Negatif alanın doğru kullanımı
(A1 Lofts and Extensions / homify.com.tr)
Negatif alan, temelde boş alanlara verilen tasarımsal isimdir ve negatif alanın doğru kullanımı ile boş alanları tasarımda kullanarak harika bir etki yaratabilirsiniz. Evinizin her köşesini dolu dolu kullanmak, boş yerlere de mobilya ya da aksesuarlar yerleştirmek cezbedici görünebilir ancak aslında bu çok da doğru bir dekorasyon tekniği değil. Evinizde kasıtlı olarak negatif alanlar oluşturarak kaliteli ve çekici bir dekorasyon yaratabilirsiniz.
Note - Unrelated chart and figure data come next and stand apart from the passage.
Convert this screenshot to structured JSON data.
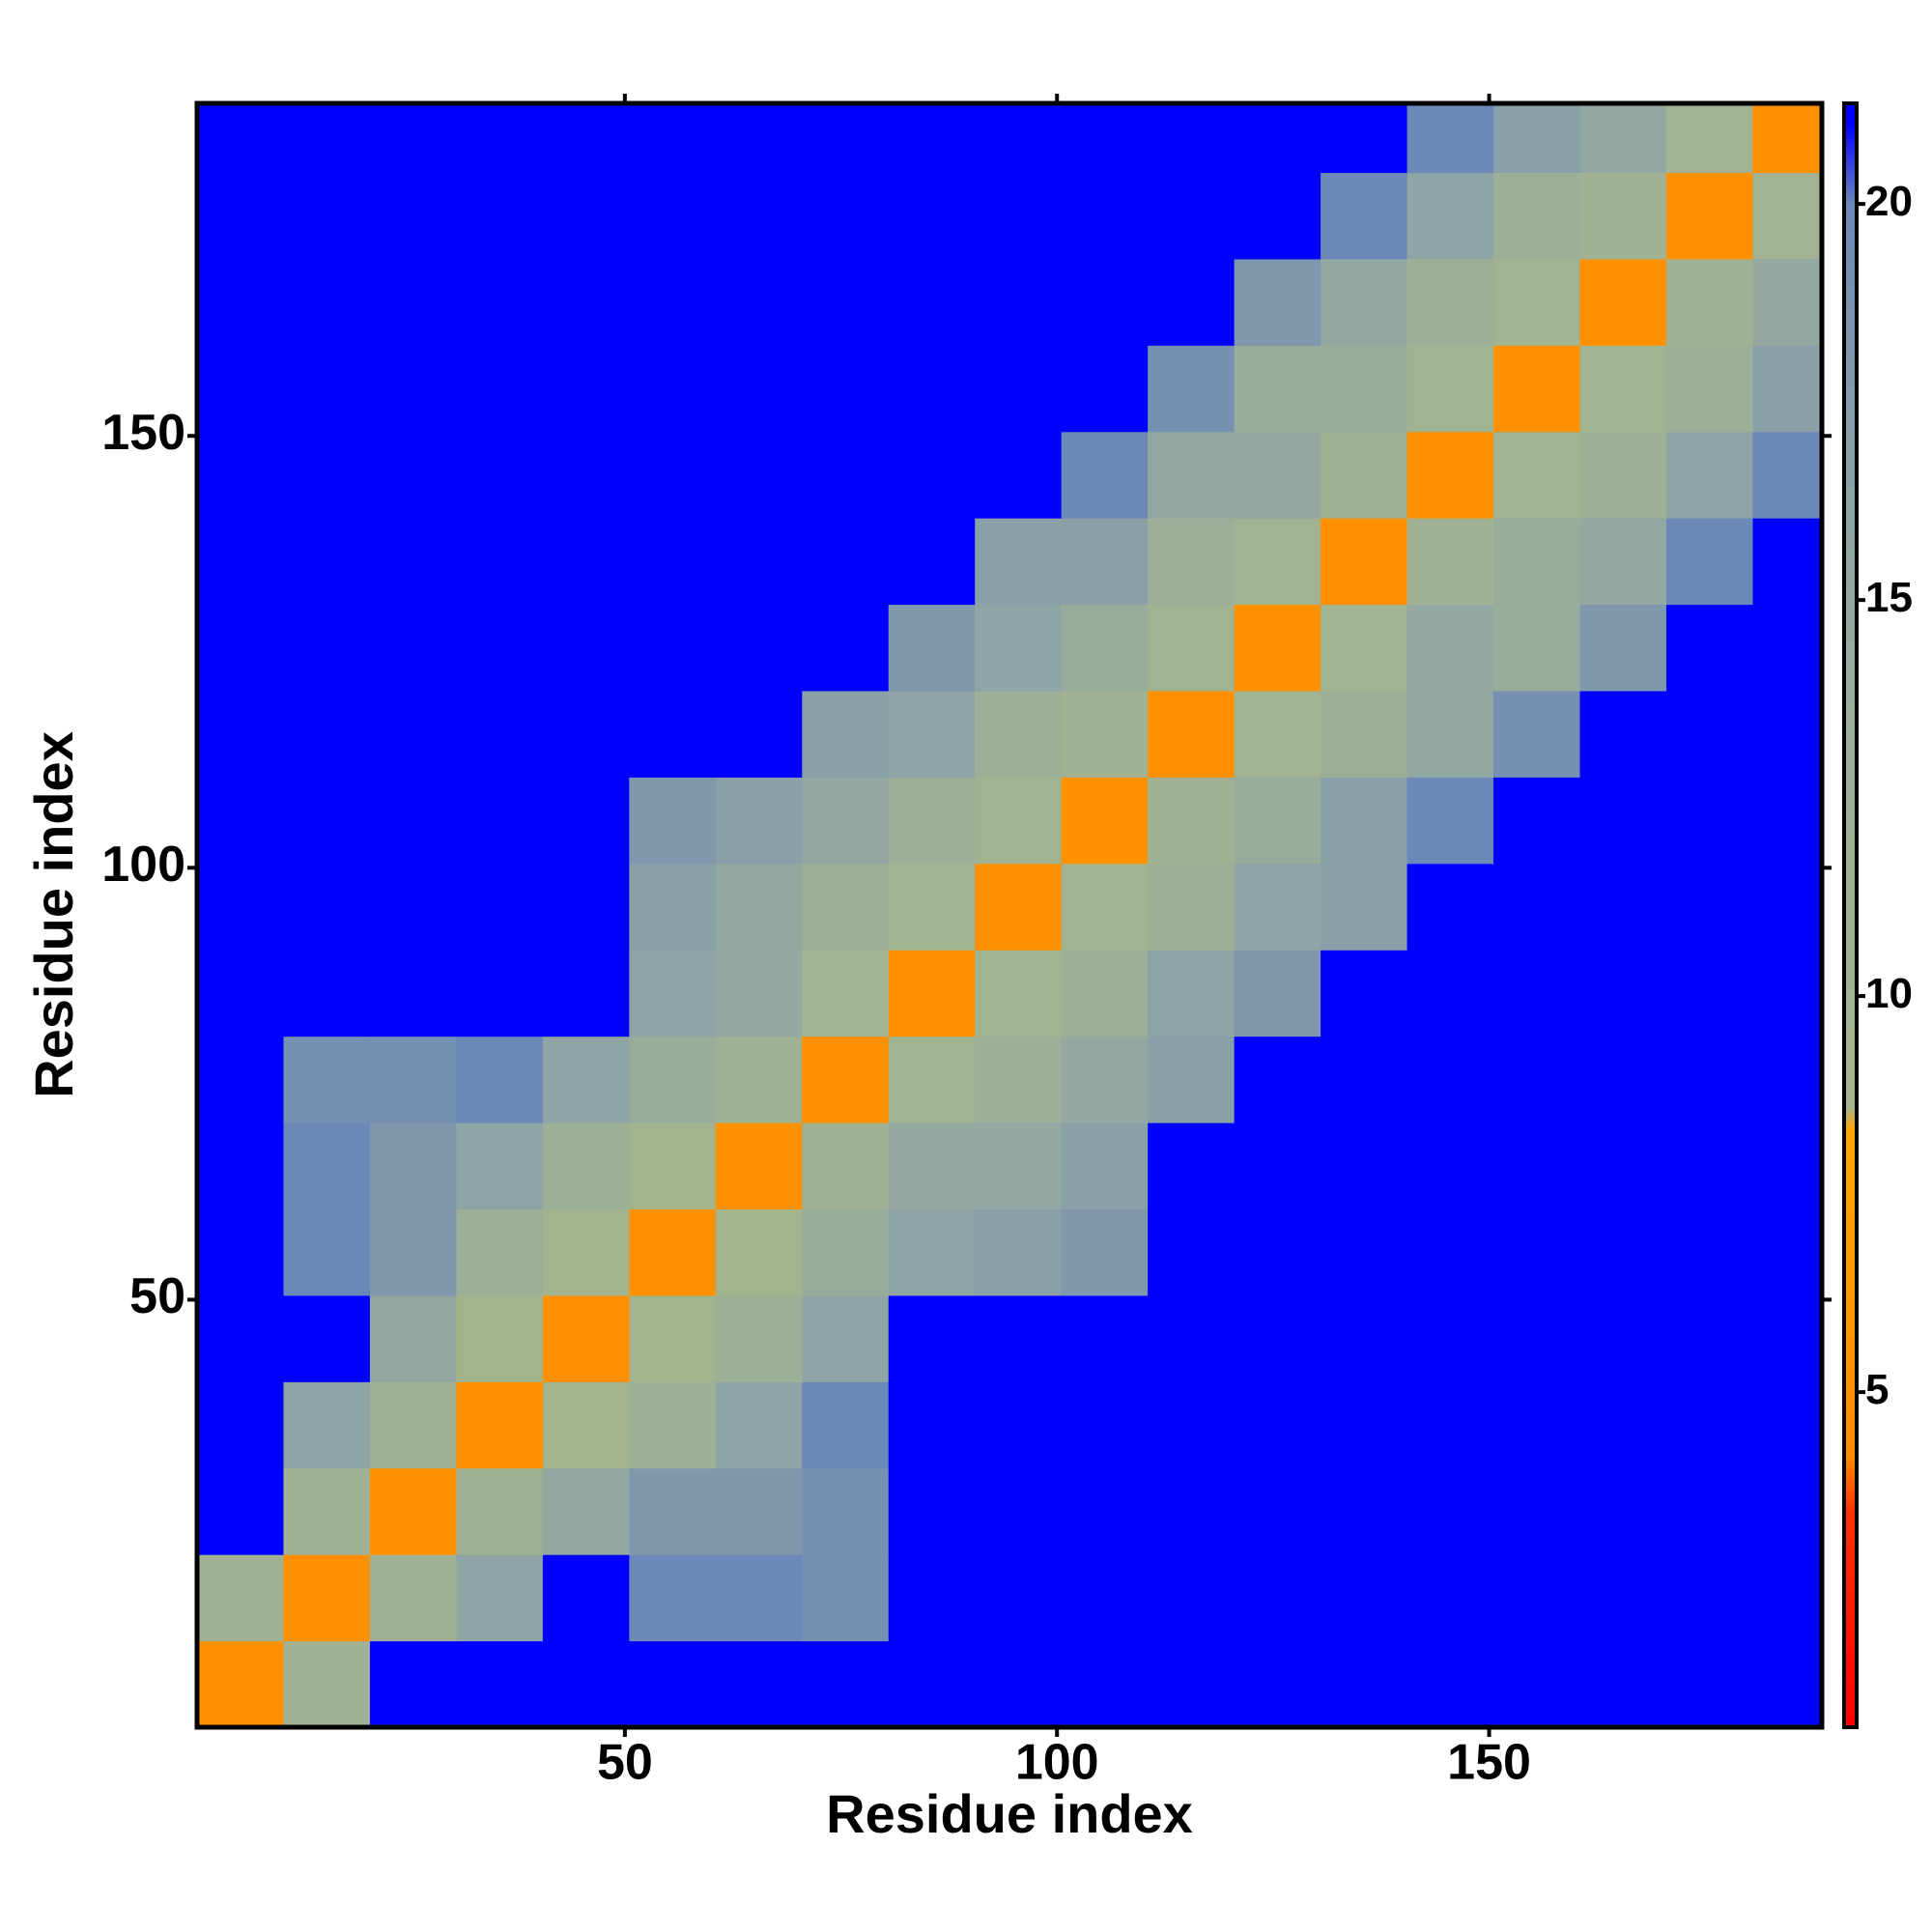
{
  "chart_data": {
    "type": "heatmap",
    "xlabel": "Residue index",
    "ylabel": "Residue index",
    "x_bins": [
      0.5,
      10.5,
      20.5,
      30.5,
      40.5,
      50.5,
      60.5,
      70.5,
      80.5,
      90.5,
      100.5,
      110.5,
      120.5,
      130.5,
      140.5,
      150.5,
      160.5,
      170.5,
      180.5,
      188.5
    ],
    "y_bins": [
      0.5,
      10.5,
      20.5,
      30.5,
      40.5,
      50.5,
      60.5,
      70.5,
      80.5,
      90.5,
      100.5,
      110.5,
      120.5,
      130.5,
      140.5,
      150.5,
      160.5,
      170.5,
      180.5,
      188.5
    ],
    "values": [
      [
        5,
        11,
        21,
        21,
        21,
        21,
        21,
        21,
        21,
        21,
        21,
        21,
        21,
        21,
        21,
        21,
        21,
        21,
        21
      ],
      [
        11,
        5,
        11,
        16,
        21,
        20,
        20,
        19,
        21,
        21,
        21,
        21,
        21,
        21,
        21,
        21,
        21,
        21,
        21
      ],
      [
        21,
        11,
        5,
        12,
        15,
        18,
        18,
        19,
        21,
        21,
        21,
        21,
        21,
        21,
        21,
        21,
        21,
        21,
        21
      ],
      [
        21,
        16,
        12,
        5,
        9,
        13,
        16,
        20,
        21,
        21,
        21,
        21,
        21,
        21,
        21,
        21,
        21,
        21,
        21
      ],
      [
        21,
        21,
        15,
        9,
        5,
        9,
        13,
        16,
        21,
        21,
        21,
        21,
        21,
        21,
        21,
        21,
        21,
        21,
        21
      ],
      [
        21,
        20,
        18,
        13,
        9,
        5,
        9,
        14,
        16,
        17,
        18,
        21,
        21,
        21,
        21,
        21,
        21,
        21,
        21
      ],
      [
        21,
        20,
        18,
        16,
        13,
        9,
        5,
        11,
        15,
        15,
        17,
        21,
        21,
        21,
        21,
        21,
        21,
        21,
        21
      ],
      [
        21,
        19,
        19,
        20,
        16,
        14,
        11,
        5,
        10,
        13,
        15,
        17,
        21,
        21,
        21,
        21,
        21,
        21,
        21
      ],
      [
        21,
        21,
        21,
        21,
        21,
        16,
        15,
        10,
        5,
        10,
        13,
        16,
        18,
        21,
        21,
        21,
        21,
        21,
        21
      ],
      [
        21,
        21,
        21,
        21,
        21,
        17,
        15,
        13,
        10,
        5,
        10,
        13,
        16,
        17,
        21,
        21,
        21,
        21,
        21
      ],
      [
        21,
        21,
        21,
        21,
        21,
        18,
        17,
        15,
        13,
        10,
        5,
        11,
        14,
        17,
        20,
        21,
        21,
        21,
        21
      ],
      [
        21,
        21,
        21,
        21,
        21,
        21,
        21,
        17,
        16,
        13,
        11,
        5,
        10,
        13,
        15,
        19,
        21,
        21,
        21
      ],
      [
        21,
        21,
        21,
        21,
        21,
        21,
        21,
        21,
        18,
        16,
        14,
        10,
        5,
        10,
        15,
        14,
        18,
        21,
        21
      ],
      [
        21,
        21,
        21,
        21,
        21,
        21,
        21,
        21,
        21,
        17,
        17,
        13,
        10,
        5,
        11,
        14,
        15,
        20,
        21
      ],
      [
        21,
        21,
        21,
        21,
        21,
        21,
        21,
        21,
        21,
        21,
        20,
        15,
        15,
        11,
        5,
        10,
        13,
        16,
        20
      ],
      [
        21,
        21,
        21,
        21,
        21,
        21,
        21,
        21,
        21,
        21,
        21,
        19,
        14,
        14,
        10,
        5,
        10,
        13,
        17
      ],
      [
        21,
        21,
        21,
        21,
        21,
        21,
        21,
        21,
        21,
        21,
        21,
        21,
        18,
        15,
        13,
        10,
        5,
        11,
        15
      ],
      [
        21,
        21,
        21,
        21,
        21,
        21,
        21,
        21,
        21,
        21,
        21,
        21,
        21,
        20,
        16,
        13,
        11,
        5,
        10
      ],
      [
        21,
        21,
        21,
        21,
        21,
        21,
        21,
        21,
        21,
        21,
        21,
        21,
        21,
        21,
        20,
        17,
        15,
        10,
        5
      ]
    ],
    "xlim": [
      0.5,
      188.5
    ],
    "ylim": [
      0.5,
      188.5
    ],
    "xticks": [
      50,
      100,
      150
    ],
    "yticks": [
      50,
      100,
      150
    ],
    "zlim": [
      0.77,
      21.27
    ],
    "zticks": [
      5,
      10,
      15,
      20
    ],
    "colorscale": [
      {
        "value": 0.77,
        "color": "#ff0000"
      },
      {
        "value": 3.5,
        "color": "#ff3000"
      },
      {
        "value": 4.2,
        "color": "#ff8c00"
      },
      {
        "value": 8.3,
        "color": "#ffa500"
      },
      {
        "value": 8.6,
        "color": "#a4b48c"
      },
      {
        "value": 13,
        "color": "#9cb098"
      },
      {
        "value": 17,
        "color": "#8aa0a8"
      },
      {
        "value": 20,
        "color": "#6c88b8"
      },
      {
        "value": 21,
        "color": "#0000ff"
      },
      {
        "value": 21.27,
        "color": "#0000ff"
      }
    ]
  }
}
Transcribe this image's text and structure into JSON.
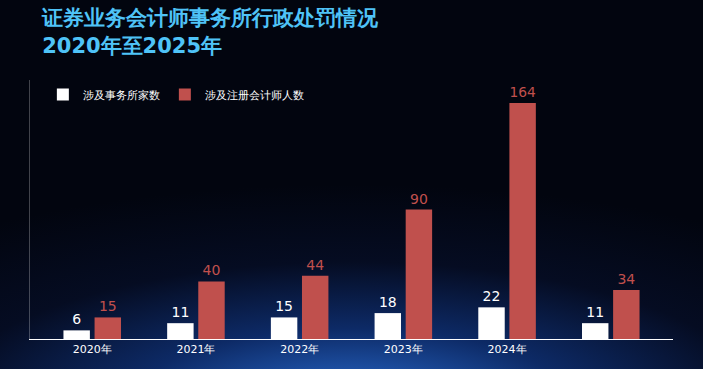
{
  "chart_data": {
    "type": "bar",
    "title": "证券业务会计师事务所行政处罚情况",
    "subtitle": "2020年至2025年",
    "categories": [
      "2020年",
      "2021年",
      "2022年",
      "2023年",
      "2024年",
      null
    ],
    "series": [
      {
        "name": "涉及事务所家数",
        "color": "#ffffff",
        "values": [
          6,
          11,
          15,
          18,
          22,
          11
        ]
      },
      {
        "name": "涉及注册会计师人数",
        "color": "#c0504d",
        "values": [
          15,
          40,
          44,
          90,
          164,
          34
        ]
      }
    ],
    "ylim": [
      0,
      180
    ],
    "grid": false,
    "legend": "upper left",
    "data_labels": true,
    "tick_labels": "x"
  }
}
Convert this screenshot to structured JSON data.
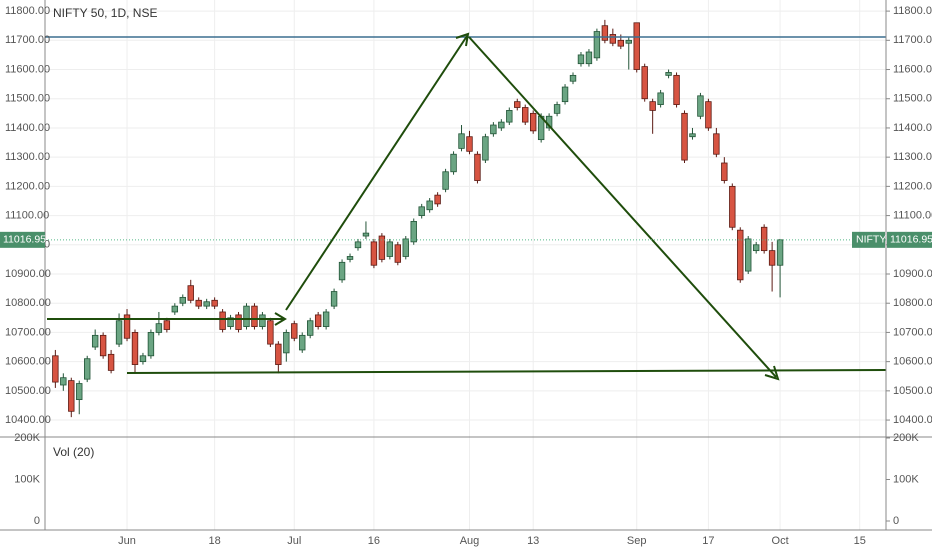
{
  "chart_data": {
    "type": "candlestick",
    "title": "NIFTY 50, 1D, NSE",
    "symbol_tag": "NIFTY",
    "last": {
      "value": 11016.95,
      "label": "11016.95"
    },
    "up_color": "#6ba583",
    "down_color": "#d75442",
    "x": [
      -9,
      -8,
      -7,
      -6,
      -5,
      -4,
      -3,
      -2,
      -1,
      0,
      1,
      2,
      3,
      4,
      5,
      6,
      7,
      8,
      9,
      10,
      11,
      12,
      13,
      14,
      15,
      16,
      17,
      18,
      19,
      20,
      21,
      22,
      23,
      24,
      25,
      26,
      27,
      28,
      29,
      30,
      31,
      32,
      33,
      34,
      35,
      36,
      37,
      38,
      39,
      40,
      41,
      42,
      43,
      44,
      45,
      46,
      47,
      48,
      49,
      50,
      51,
      52,
      53,
      54,
      55,
      56,
      57,
      58,
      59,
      60,
      61,
      62,
      63,
      64,
      65,
      66,
      67,
      68,
      69,
      70,
      71,
      72,
      73,
      74,
      75,
      76,
      77,
      78,
      79,
      80,
      81,
      82
    ],
    "open": [
      10620,
      10520,
      10535,
      10470,
      10540,
      10650,
      10690,
      10625,
      10660,
      10760,
      10700,
      10600,
      10620,
      10700,
      10740,
      10770,
      10800,
      10860,
      10810,
      10790,
      10810,
      10770,
      10720,
      10760,
      10720,
      10790,
      10720,
      10740,
      10660,
      10630,
      10730,
      10640,
      10690,
      10760,
      10720,
      10790,
      10880,
      10950,
      10990,
      11030,
      11010,
      11030,
      10960,
      11000,
      10960,
      11010,
      11100,
      11120,
      11170,
      11190,
      11250,
      11330,
      11370,
      11310,
      11290,
      11380,
      11400,
      11420,
      11490,
      11470,
      11450,
      11360,
      11400,
      11450,
      11490,
      11560,
      11620,
      11620,
      11640,
      11750,
      11720,
      11700,
      11690,
      11760,
      11610,
      11490,
      11480,
      11580,
      11580,
      11450,
      11370,
      11440,
      11490,
      11380,
      11280,
      11200,
      11050,
      10910,
      10980,
      11060,
      10980,
      10930
    ],
    "high": [
      10640,
      10560,
      10545,
      10535,
      10620,
      10710,
      10700,
      10640,
      10765,
      10780,
      10710,
      10630,
      10710,
      10770,
      10750,
      10800,
      10830,
      10880,
      10820,
      10815,
      10820,
      10780,
      10760,
      10770,
      10800,
      10800,
      10770,
      10750,
      10670,
      10710,
      10740,
      10700,
      10750,
      10770,
      10780,
      10850,
      10950,
      10970,
      11020,
      11080,
      11020,
      11040,
      11020,
      11010,
      11030,
      11090,
      11140,
      11160,
      11180,
      11260,
      11320,
      11410,
      11390,
      11320,
      11380,
      11420,
      11430,
      11470,
      11500,
      11480,
      11460,
      11450,
      11450,
      11490,
      11550,
      11590,
      11660,
      11670,
      11740,
      11770,
      11740,
      11720,
      11710,
      11760,
      11620,
      11500,
      11530,
      11600,
      11590,
      11460,
      11400,
      11520,
      11500,
      11400,
      11300,
      11210,
      11060,
      11030,
      11010,
      11070,
      11010,
      11020
    ],
    "low": [
      10510,
      10500,
      10410,
      10420,
      10530,
      10640,
      10610,
      10560,
      10650,
      10670,
      10560,
      10590,
      10610,
      10690,
      10700,
      10760,
      10790,
      10800,
      10780,
      10780,
      10780,
      10700,
      10710,
      10700,
      10710,
      10710,
      10710,
      10650,
      10560,
      10600,
      10670,
      10630,
      10680,
      10710,
      10710,
      10780,
      10870,
      10940,
      10980,
      11020,
      10920,
      10940,
      10950,
      10930,
      10950,
      11000,
      11090,
      11110,
      11130,
      11180,
      11240,
      11320,
      11310,
      11210,
      11280,
      11370,
      11390,
      11410,
      11460,
      11410,
      11380,
      11350,
      11390,
      11440,
      11480,
      11550,
      11610,
      11610,
      11630,
      11690,
      11680,
      11670,
      11600,
      11590,
      11490,
      11380,
      11470,
      11570,
      11470,
      11280,
      11360,
      11430,
      11390,
      11300,
      11210,
      11050,
      10870,
      10900,
      10970,
      10970,
      10840,
      10820
    ],
    "close": [
      10530,
      10545,
      10430,
      10525,
      10610,
      10690,
      10620,
      10570,
      10740,
      10680,
      10590,
      10620,
      10700,
      10730,
      10710,
      10790,
      10820,
      10810,
      10790,
      10805,
      10790,
      10710,
      10750,
      10710,
      10790,
      10720,
      10760,
      10660,
      10590,
      10700,
      10680,
      10690,
      10740,
      10720,
      10770,
      10840,
      10940,
      10960,
      11010,
      11040,
      10930,
      10950,
      11010,
      10940,
      11020,
      11080,
      11130,
      11150,
      11140,
      11250,
      11310,
      11380,
      11320,
      11220,
      11370,
      11410,
      11420,
      11460,
      11470,
      11420,
      11390,
      11440,
      11440,
      11480,
      11540,
      11580,
      11650,
      11660,
      11730,
      11700,
      11690,
      11680,
      11700,
      11600,
      11500,
      11460,
      11520,
      11590,
      11480,
      11290,
      11380,
      11510,
      11400,
      11310,
      11220,
      11060,
      10880,
      11020,
      11000,
      10980,
      10930,
      11016.95
    ],
    "xlim": [
      -10.3,
      95.3
    ],
    "xticks": [
      {
        "value": 0,
        "label": "Jun"
      },
      {
        "value": 11,
        "label": "18"
      },
      {
        "value": 21,
        "label": "Jul"
      },
      {
        "value": 31,
        "label": "16"
      },
      {
        "value": 43,
        "label": "Aug"
      },
      {
        "value": 51,
        "label": "13"
      },
      {
        "value": 64,
        "label": "Sep"
      },
      {
        "value": 73,
        "label": "17"
      },
      {
        "value": 82,
        "label": "Oct"
      },
      {
        "value": 92,
        "label": "15"
      }
    ],
    "ylim": [
      10342,
      11838
    ],
    "yticks": [
      {
        "value": 10400,
        "label": "10400.00"
      },
      {
        "value": 10500,
        "label": "10500.00"
      },
      {
        "value": 10600,
        "label": "10600.00"
      },
      {
        "value": 10700,
        "label": "10700.00"
      },
      {
        "value": 10800,
        "label": "10800.00"
      },
      {
        "value": 10900,
        "label": "10900.00"
      },
      {
        "value": 11000,
        "label": "11000.00"
      },
      {
        "value": 11100,
        "label": "11100.00"
      },
      {
        "value": 11200,
        "label": "11200.00"
      },
      {
        "value": 11300,
        "label": "11300.00"
      },
      {
        "value": 11400,
        "label": "11400.00"
      },
      {
        "value": 11500,
        "label": "11500.00"
      },
      {
        "value": 11600,
        "label": "11600.00"
      },
      {
        "value": 11700,
        "label": "11700.00"
      },
      {
        "value": 11800,
        "label": "11800.00"
      }
    ],
    "volume_title": "Vol (20)",
    "vlim": [
      0,
      200000
    ],
    "vticks": [
      {
        "value": 0,
        "label": "0"
      },
      {
        "value": 100000,
        "label": "100K"
      },
      {
        "value": 200000,
        "label": "200K"
      }
    ],
    "grid": true
  }
}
Üstelik negatif alanın doğru kullanımıyla hem sıkıcı ve boğucu bir dekorasyon ihtimalini ortadan kaldırmış oluyorsunuz, hem de çok daha zarif ve karakteristik bir görünüm elde ediyorsunuz. Evinizde negatif alan yaratmak aslında her köşeyi dekoratif elemanlarla süslemekten daha zordur. Ancak aslında basit bir mantığı var; üzerinde vazolar ve biblolar olan bir masayı ele alalım; eğer bu vazolar ve biblolar ortadan kalktığında hâlâ son derece şık ve estetik görünüyor mu? O halde masanın üzerindeki aksesuarları kaldırmak odayı ferahlatacak, minimal bir estetik yaratacak ve dağınık ve yorucu enerjiye son verecektir. Oturma odanızın kullanılmayan köşesinde işlevsiz bir mobilya mı var? Mobilyayı kaldırdığınızda ardındaki duvarın yalın enerjisinin çok daha iç açıcı ve pozitif olacağına emin olabilirsiniz.
Katmanlı bir ışıklandırma
(Arquitectura En Proceso / homify.com.tr)
Aydınlatma her ne kadar dekorasyonda pek ön plana çıkarılmasa da bir evi güzelleştiren veya çirkinleştiren en önemli tasarım unsurlarının başında geliyor. Aydınlatmanızı katmanlı bir şekilde tasarlar ve doğru bir şekilde uygularsanız evinizin dokusunun ve karakterinin çok daha profesyonel ve şık görüneceğine emin olabilirsiniz. Peki katmanlı ışıklandırma ne demek? Işıklandırma unsurlarını üç ayrı kategoriye ayırabiliriz: ortam aydınlatması, görev aydınlatması ve vurgu aydınlatması. Bir yaşam alanının mükemmel bir aydınlatma ve dekorasyona sahip olması için bu üç katmanın da bir arada bulunması gerekir. Ortam aydınlatması; odayı genel olarak aydınlatan, genellikle tavan avizeleri ile sağlanan aydınlatma türüdür. Dekorasyonlarda yapılan en büyük hatalardan biri de ortam aydınlatması elemanının yegane ışıklandırma unsuru olmasıdır. Oysa ortam aydınlatmasına eşlik edecek görev ve vurgu aydınlatmalarıyla hem çok daha fonksiyonel ve kullanışlı hem de çok daha estetik alanlar ortaya çıkıyor. Görev aydınlatması dediğimiz ışıklandırma kategorisi belirli bir amaç ve fonksiyon doğrultusunda spesifik bir görev üstlenen aydınlatmadır. Okuma, makyaj, yemek gibi faaliyetleri daha kolay yapmayı sağlar. Masa lambaları, küçük lambaderler, tuvalet aynası lambaları ve abajurlar bu gruba girer. Vurgu aydınlatmaları ise belirli objeleri, evin belirli bir yerini ya da mobilyaları vurgulayan dekoratif aydınlatmalardır. Spot ışıklar, duvar aplikleri, tabloların üzerine yerleştirilen elemanlar da bu gruba girer.